Wolmirstedt ( gbi ). Innerhalb eines fröhlichen, beschwingten Gottesdienstes wurde Pfarrerin Ulrike Reichardt am Sonntag in ihr Amt eingeführt. Sie wird sich fortan um die Gemeinden in Wolmirstedt, Elbeu und Jersleben kümmern. " Aller Anfang ist schön ", sagte Superintendent Uwe Jauch zur Einführung, " man freut sich auf Sie, alles Unfertige sieht man Ihnen nach, man bewundert den Schwung der Neuen, die Erwartungen sind hoch. " Jedem Anfang wohnt ein Zauber inne, doch jede Medaille hat zwei Seiten. " Aller Anfang ist auch schwer ", sagte Jauch, " noch kennen Sie Beziehungen, Verflechtungen und Befindlichkeiten nicht. Fettnäpfchen jeder Couleur erwarten Sie auf Schritt und Tritt, aber wir wünschen Ihnen über einen guten Anfang hinaus, dass Gott Sie begleite. " Ulrike Reichardt ist 41 Jahre alt und arbeitete bisher in Suhl. Sie freute sich sichtlich auf ihre Arbeit in Wolmirstedt, Jersleben und Elbeu und aus diesen Gemeinden scheinen sich auch viele auf die Zusammenarbeit mit Ulrike Reichardt zu freuen. Die Katharinenkirche war jedenfalls voll, auch Suhler waren gekommen, um ihre ehemalige Pfarrerin in die Wolmirstedter Hände zu geben. Im Anschluss an den Gottesdienst gab es einen Empfang, den die katholische Kirche, der evangelische Kindergarten, Pfarrer der umliegenden Gemeinden, überhaupt all diejenigen für herzliche Grußworte nutzten, die fortan mit der Pfarrerin zusammen arbeiten werden.

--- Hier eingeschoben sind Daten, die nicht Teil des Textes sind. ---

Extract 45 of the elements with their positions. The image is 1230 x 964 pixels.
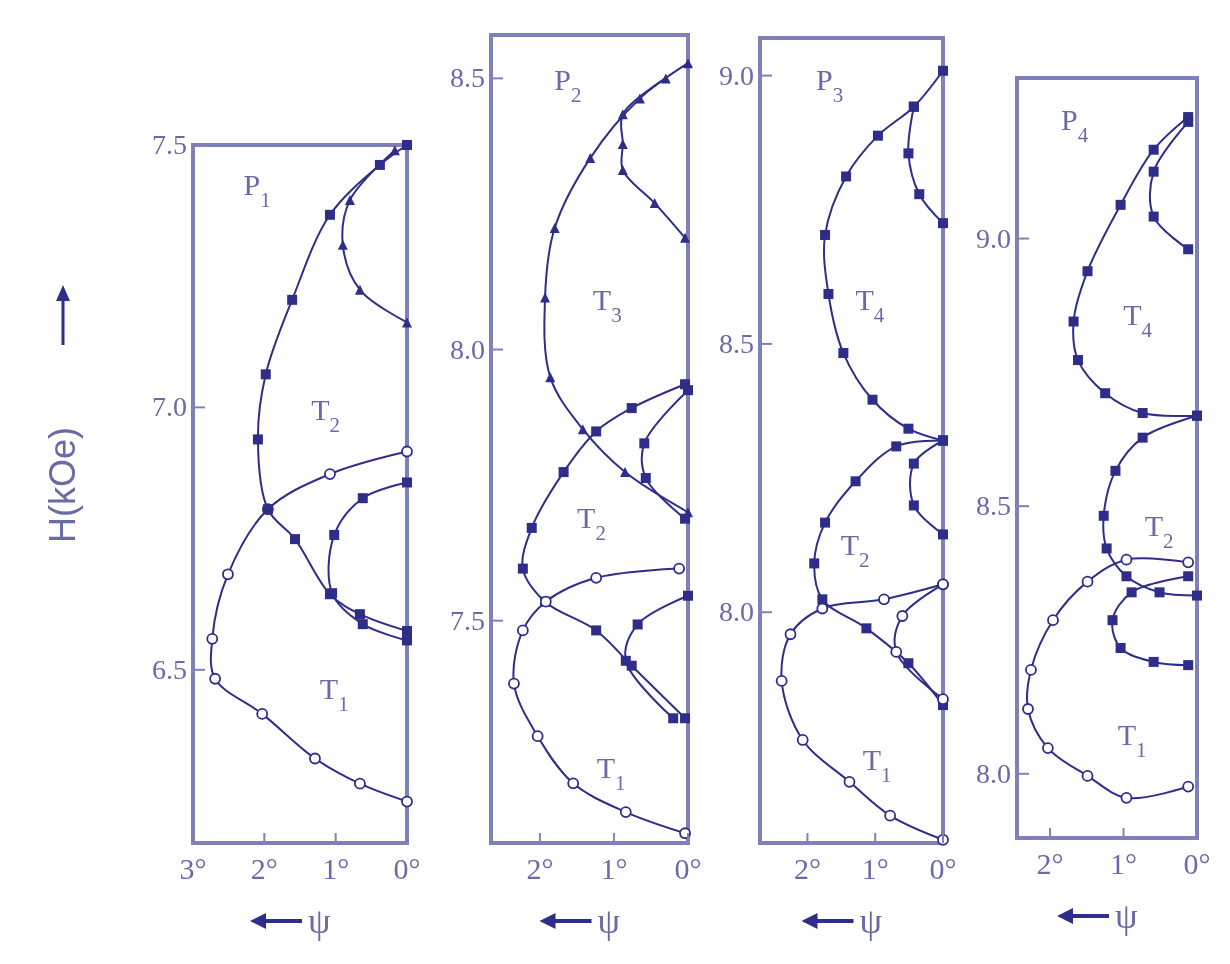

Doch nicht nur die Pfarrerin wurde in ihr Amt eingeführt, auch der Kantor Gerhard Noetzel. Obwohl er bereits seit einem Jahr seinen musikalischen Dienst tut, bekam er erst jetzt die offizielle Ernennung. " Ich wurde oft gefragt, warum erst jetzt ", sagte Jauch verschmitzt, " aber genauso gut hätte man nach der Dreifaltigkeit fragen können. " Den Einführungsgottesdienst konnte Noetzel jedenfalls ganz entspannt genießen, denn es sang der Gospelchor unter der Leitung von Konstanze Schlegel.